Конечно, я готов попросить прощения у простого, непритязательного читателя, дарящего мне свое расположение и участие без всяких условий и готового читать историю странной жизни в странных обстоятельствах — ради нее самой. Извините меня за это отступление и за любые другие отступления того же рода. Я не моту от них отказаться потому, что мои размышления, как мне кажется, непосредственно связаны с перипетиями моей истории. Однако чем же еще я заслужу прощение, если не продолжу рассказ как можно скорее?

27

Первое апреля было высшей точкой начала нацистской революции. В следующие недели все указывало на то, что история вновь возвращается в сферу газетных сообщений. Конечно, террор продолжался, праздники и шествия продолжались, но вовсе не в мартовском tempo furioso[177]. Концлагеря стали обычным государственным учреждением.

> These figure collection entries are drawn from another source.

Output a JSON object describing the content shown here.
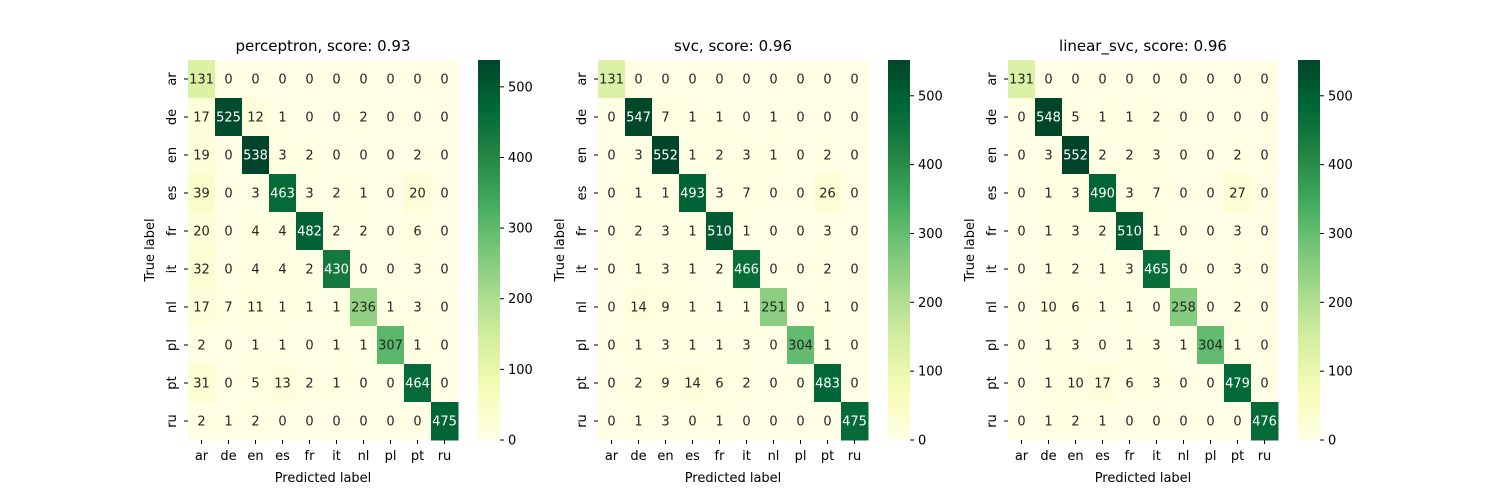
{
  "chart_data": [
    {
      "type": "heatmap",
      "title": "perceptron, score: 0.93",
      "xlabel": "Predicted label",
      "ylabel": "True label",
      "x_categories": [
        "ar",
        "de",
        "en",
        "es",
        "fr",
        "it",
        "nl",
        "pl",
        "pt",
        "ru"
      ],
      "y_categories": [
        "ar",
        "de",
        "en",
        "es",
        "fr",
        "it",
        "nl",
        "pl",
        "pt",
        "ru"
      ],
      "values": [
        [
          131,
          0,
          0,
          0,
          0,
          0,
          0,
          0,
          0,
          0
        ],
        [
          17,
          525,
          12,
          1,
          0,
          0,
          2,
          0,
          0,
          0
        ],
        [
          19,
          0,
          538,
          3,
          2,
          0,
          0,
          0,
          2,
          0
        ],
        [
          39,
          0,
          3,
          463,
          3,
          2,
          1,
          0,
          20,
          0
        ],
        [
          20,
          0,
          4,
          4,
          482,
          2,
          2,
          0,
          6,
          0
        ],
        [
          32,
          0,
          4,
          4,
          2,
          430,
          0,
          0,
          3,
          0
        ],
        [
          17,
          7,
          11,
          1,
          1,
          1,
          236,
          1,
          3,
          0
        ],
        [
          2,
          0,
          1,
          1,
          0,
          1,
          1,
          307,
          1,
          0
        ],
        [
          31,
          0,
          5,
          13,
          2,
          1,
          0,
          0,
          464,
          0
        ],
        [
          2,
          1,
          2,
          0,
          0,
          0,
          0,
          0,
          0,
          475
        ]
      ],
      "colorbar": {
        "min": 0,
        "max": 538,
        "ticks": [
          0,
          100,
          200,
          300,
          400,
          500
        ]
      }
    },
    {
      "type": "heatmap",
      "title": "svc, score: 0.96",
      "xlabel": "Predicted label",
      "ylabel": "True label",
      "x_categories": [
        "ar",
        "de",
        "en",
        "es",
        "fr",
        "it",
        "nl",
        "pl",
        "pt",
        "ru"
      ],
      "y_categories": [
        "ar",
        "de",
        "en",
        "es",
        "fr",
        "it",
        "nl",
        "pl",
        "pt",
        "ru"
      ],
      "values": [
        [
          131,
          0,
          0,
          0,
          0,
          0,
          0,
          0,
          0,
          0
        ],
        [
          0,
          547,
          7,
          1,
          1,
          0,
          1,
          0,
          0,
          0
        ],
        [
          0,
          3,
          552,
          1,
          2,
          3,
          1,
          0,
          2,
          0
        ],
        [
          0,
          1,
          1,
          493,
          3,
          7,
          0,
          0,
          26,
          0
        ],
        [
          0,
          2,
          3,
          1,
          510,
          1,
          0,
          0,
          3,
          0
        ],
        [
          0,
          1,
          3,
          1,
          2,
          466,
          0,
          0,
          2,
          0
        ],
        [
          0,
          14,
          9,
          1,
          1,
          1,
          251,
          0,
          1,
          0
        ],
        [
          0,
          1,
          3,
          1,
          1,
          3,
          0,
          304,
          1,
          0
        ],
        [
          0,
          2,
          9,
          14,
          6,
          2,
          0,
          0,
          483,
          0
        ],
        [
          0,
          1,
          3,
          0,
          1,
          0,
          0,
          0,
          0,
          475
        ]
      ],
      "colorbar": {
        "min": 0,
        "max": 552,
        "ticks": [
          0,
          100,
          200,
          300,
          400,
          500
        ]
      }
    },
    {
      "type": "heatmap",
      "title": "linear_svc, score: 0.96",
      "xlabel": "Predicted label",
      "ylabel": "True label",
      "x_categories": [
        "ar",
        "de",
        "en",
        "es",
        "fr",
        "it",
        "nl",
        "pl",
        "pt",
        "ru"
      ],
      "y_categories": [
        "ar",
        "de",
        "en",
        "es",
        "fr",
        "it",
        "nl",
        "pl",
        "pt",
        "ru"
      ],
      "values": [
        [
          131,
          0,
          0,
          0,
          0,
          0,
          0,
          0,
          0,
          0
        ],
        [
          0,
          548,
          5,
          1,
          1,
          2,
          0,
          0,
          0,
          0
        ],
        [
          0,
          3,
          552,
          2,
          2,
          3,
          0,
          0,
          2,
          0
        ],
        [
          0,
          1,
          3,
          490,
          3,
          7,
          0,
          0,
          27,
          0
        ],
        [
          0,
          1,
          3,
          2,
          510,
          1,
          0,
          0,
          3,
          0
        ],
        [
          0,
          1,
          2,
          1,
          3,
          465,
          0,
          0,
          3,
          0
        ],
        [
          0,
          10,
          6,
          1,
          1,
          0,
          258,
          0,
          2,
          0
        ],
        [
          0,
          1,
          3,
          0,
          1,
          3,
          1,
          304,
          1,
          0
        ],
        [
          0,
          1,
          10,
          17,
          6,
          3,
          0,
          0,
          479,
          0
        ],
        [
          0,
          1,
          2,
          1,
          0,
          0,
          0,
          0,
          0,
          476
        ]
      ],
      "colorbar": {
        "min": 0,
        "max": 552,
        "ticks": [
          0,
          100,
          200,
          300,
          400,
          500
        ]
      }
    }
  ]
}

Предлагалось привыкнуть к ним и держать язык за зубами. «Выравнивание»[178], то есть захват нацистами всех учреждений, местных органов власти, руководства крупных компаний, союзов, обществ и прочих объединений, шло полным ходом, но теперь оно было педантично-систематичным; теперь оно проходило в полном соответствии с законами и распоряжениями, а не как дикие и непредсказуемые «отдельные акции». Нацистская революция обзавелась чиновничьей физиономией. Образовалась, например, некая «почва фактов» — на нее немцы в силу старой своей привычки непременно желали опереться.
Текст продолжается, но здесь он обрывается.